O Palácio do Planalto entrou em sinal de alerta máximo após a confirmação do primeiro turno das eleições presidenciais na Colômbia, onde o conservador Abelardo De la Espriella venceu o candidato governista apoiado por Gustavo Petro. Para o governo de Luiz Inácio Lula da Silva, a iminente derrota do projeto socialista no país vizinho representa muito mais do que a perda de um aliado ideológico na América do Sul. O resultado das urnas colombianas atinge diretamente a narrativa de hegemonia da esquerda na região e injeta combustível político na oposição brasileira em pleno ano de eleições presidenciais. A derrocada de Petro expõe a fragilidade dos governos alinhados ao Foro de São Paulo e cria um efeito dominó que isola o Brasil diplomaticamente, ligando os alarmes dos estrategistas do Partido dos Trabalhadores.

O DESABAMENTO DA ONDA VERMELHA SUL-AMERICANA

O resultado na Colômbia desidrata a chamada nova onda vermelha que a esquerda tentou consolidar no continente nos últimos anos. Gustavo Petro, que assumiu o poder prometendo uma transição radical para a agenda progressista e ambientalista extremada, transformou-se em um dos governantes mais impopulares da história colombiana devido à explosão da criminalidade e ao sufocamento da economia. A vitória de De la Espriella no primeiro turno evidencia que o eleitorado sul-americano está rejeitando os excessos do estatismo e do ativismo judicial que blindam o crime organizado. Para o governo Lula, ver o principal parceiro ideológico de Washington a Buenos Aires ser engolido pelo avanço conservador destrói o discurso de que a direita estava enfraquecida, provando o exato oposto.
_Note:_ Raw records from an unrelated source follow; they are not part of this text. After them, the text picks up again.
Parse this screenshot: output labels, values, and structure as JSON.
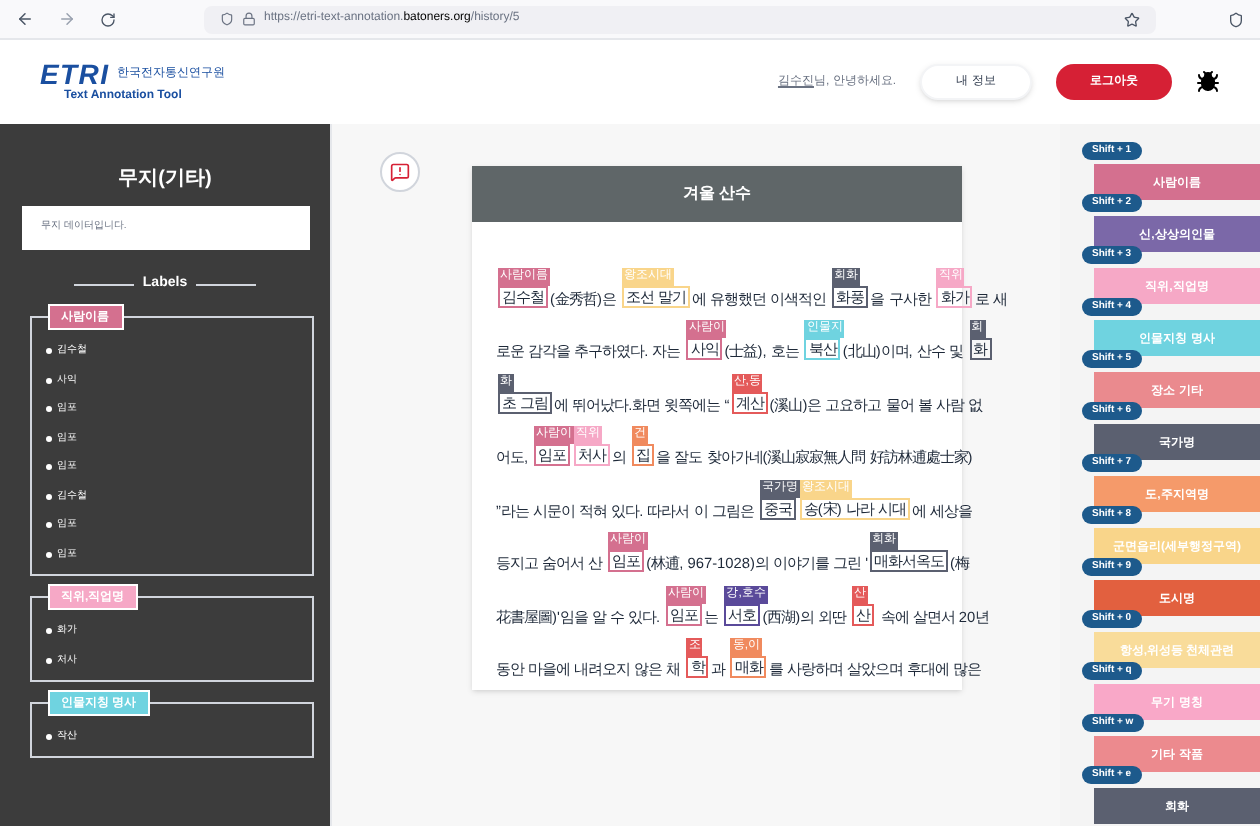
{
  "browser": {
    "url_prefix": "https://etri-text-annotation.",
    "url_domain": "batoners.org",
    "url_path": "/history/5"
  },
  "header": {
    "logo": "ETRI",
    "logo_org": "한국전자통신연구원",
    "subtitle": "Text Annotation Tool",
    "user": "김수진",
    "greeting": "님, 안녕하세요.",
    "buttons": [
      {
        "label": "내 정보",
        "kind": "plain"
      },
      {
        "label": "로그아웃",
        "kind": "primary"
      }
    ]
  },
  "sidebar": {
    "title": "무지(기타)",
    "description": "무지 데이터입니다.",
    "labels_heading": "Labels",
    "groups": [
      {
        "label": "사람이름",
        "color": "#d4708f",
        "items": [
          "김수철",
          "사익",
          "임포",
          "임포",
          "임포",
          "김수철",
          "임포",
          "임포"
        ]
      },
      {
        "label": "직위,직업명",
        "color": "#f6a8c6",
        "items": [
          "화가",
          "처사"
        ]
      },
      {
        "label": "인물지칭 명사",
        "color": "#6fd3e0",
        "items": [
          "작산"
        ]
      }
    ]
  },
  "document": {
    "title": "겨울 산수",
    "lines": [
      [
        {
          "text": "김수철",
          "tag": "사람이름",
          "color": "#d4708f"
        },
        {
          "text": "(金秀哲)은 "
        },
        {
          "text": "조선 말기",
          "tag": "왕조시대",
          "color": "#f9d58a"
        },
        {
          "text": "에 유행했던 이색적인 "
        },
        {
          "text": "화풍",
          "tag": "회화",
          "color": "#5b6070"
        },
        {
          "text": "을 구사한 "
        },
        {
          "text": "화가",
          "tag": "직위",
          "color": "#f6a8c6"
        },
        {
          "text": "로 새"
        }
      ],
      [
        {
          "text": "로운 감각을 추구하였다. 자는 "
        },
        {
          "text": "사익",
          "tag": "사람이",
          "color": "#d4708f"
        },
        {
          "text": "(士益), 호는 "
        },
        {
          "text": "북산",
          "tag": "인물지",
          "color": "#6fd3e0"
        },
        {
          "text": "(北山)이며, 산수 및 "
        },
        {
          "text": "화",
          "tag": "회",
          "color": "#5b6070"
        }
      ],
      [
        {
          "text": "초 그림",
          "tag": "화",
          "color": "#5b6070"
        },
        {
          "text": "에 뛰어났다.화면 윗쪽에는 “"
        },
        {
          "text": "계산",
          "tag": "산,동",
          "color": "#e45a5a"
        },
        {
          "text": "(溪山)은 고요하고 물어 볼 사람 없"
        }
      ],
      [
        {
          "text": "어도, "
        },
        {
          "text": "임포",
          "tag": "사람이",
          "color": "#d4708f"
        },
        {
          "text": "처사",
          "tag": "직위",
          "color": "#f6a8c6"
        },
        {
          "text": "의 "
        },
        {
          "text": "집",
          "tag": "건",
          "color": "#f08a5e"
        },
        {
          "text": "을 잘도 찾아가네(溪山寂寂無人問 好訪林逋處士家)"
        }
      ],
      [
        {
          "text": "”라는 시문이 적혀 있다. 따라서 이 그림은 "
        },
        {
          "text": "중국",
          "tag": "국가명",
          "color": "#5b6070"
        },
        {
          "text": "송(宋) 나라 시대",
          "tag": "왕조시대",
          "color": "#f9d58a"
        },
        {
          "text": "에 세상을"
        }
      ],
      [
        {
          "text": "등지고 숨어서 산 "
        },
        {
          "text": "임포",
          "tag": "사람이",
          "color": "#d4708f"
        },
        {
          "text": "(林逋, 967-1028)의 이야기를 그린 '"
        },
        {
          "text": "매화서옥도",
          "tag": "회화",
          "color": "#5b6070"
        },
        {
          "text": "(梅"
        }
      ],
      [
        {
          "text": "花書屋圖)'임을 알 수 있다. "
        },
        {
          "text": "임포",
          "tag": "사람이",
          "color": "#d4708f"
        },
        {
          "text": "는 "
        },
        {
          "text": "서호",
          "tag": "강,호수",
          "color": "#5a4a9a"
        },
        {
          "text": "(西湖)의 외딴 "
        },
        {
          "text": "산",
          "tag": "산",
          "color": "#e45a5a"
        },
        {
          "text": " 속에 살면서 20년"
        }
      ],
      [
        {
          "text": "동안 마을에 내려오지 않은 채 "
        },
        {
          "text": "학",
          "tag": "조",
          "color": "#e45a5a"
        },
        {
          "text": "과 "
        },
        {
          "text": "매화",
          "tag": "동,이",
          "color": "#f08a5e"
        },
        {
          "text": "를 사랑하며 살았으며 후대에 많은"
        }
      ]
    ]
  },
  "label_buttons": [
    {
      "shortcut": "Shift + 1",
      "label": "사람이름",
      "color": "#d4708f"
    },
    {
      "shortcut": "Shift + 2",
      "label": "신,상상의인물",
      "color": "#7b68a8"
    },
    {
      "shortcut": "Shift + 3",
      "label": "직위,직업명",
      "color": "#f6a8c6"
    },
    {
      "shortcut": "Shift + 4",
      "label": "인물지칭 명사",
      "color": "#6fd3e0"
    },
    {
      "shortcut": "Shift + 5",
      "label": "장소 기타",
      "color": "#ea8a8e"
    },
    {
      "shortcut": "Shift + 6",
      "label": "국가명",
      "color": "#5b6070"
    },
    {
      "shortcut": "Shift + 7",
      "label": "도,주지역명",
      "color": "#f59a6a"
    },
    {
      "shortcut": "Shift + 8",
      "label": "군면읍리(세부행정구역)",
      "color": "#f9d58a"
    },
    {
      "shortcut": "Shift + 9",
      "label": "도시명",
      "color": "#e2603f"
    },
    {
      "shortcut": "Shift + 0",
      "label": "항성,위성등 천체관련",
      "color": "#f9dc9a"
    },
    {
      "shortcut": "Shift + q",
      "label": "무기 명칭",
      "color": "#f9a8c8"
    },
    {
      "shortcut": "Shift + w",
      "label": "기타 작품",
      "color": "#ec8a8e"
    },
    {
      "shortcut": "Shift + e",
      "label": "회화",
      "color": "#5b6070"
    }
  ]
}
O IMPACTO DIRETO NAS ELEIÇÕES BRASILEIRAS

A aliança explícita entre Abelardo De la Espriella e a família Bolsonaro nacionaliza o debate eleitoral da Colômbia dentro do território brasileiro. A recente videoconferência do candidato colombiano com o senador Flávio Bolsonaro e o deputado Eduardo Bolsonaro demonstrou que a direita possui uma rede de articulação internacional coordenada, eficiente e com forte apelo popular. Esse alinhamento serve como vitrine para a oposição brasileira demonstrar a viabilidade de seu projeto político, enfraquecendo a militância petista que tenta associar o conservadorismo ao isolamento internacional. O cidadão comum brasileiro assiste ao colapso econômico e social da Colômbia e da Venezuela e associa esses desastres diretamente ao padrinho político deles, que ocupa o Planalto.

A FRAGILIDADE DA NARRATIVA DO PLANALTO

Historicamente, o PT utiliza o apoio de governos vizinhos para legitimar suas políticas econômicas de forte intervenção estatal e afastar as críticas da opinião pública. Com a iminente perda da Colômbia, somada ao governo de Javier Milei na Argentina, o governo Lula perde o respaldo regional para as suas pautas e se vê cercado por gestões de perfil liberal e conservador. A força dos fatos mostra que os modelos baseados no aumento de impostos e no afrouxamento do combate ao crime estão derretendo na América Latina. O Planalto agora corre contra o tempo para tentar blindar a imagem do presidente brasileiro, ciente de que o eleitor em 2026 usará o colapso da esquerda vizinha como um espelho do que rejeitar no Brasil.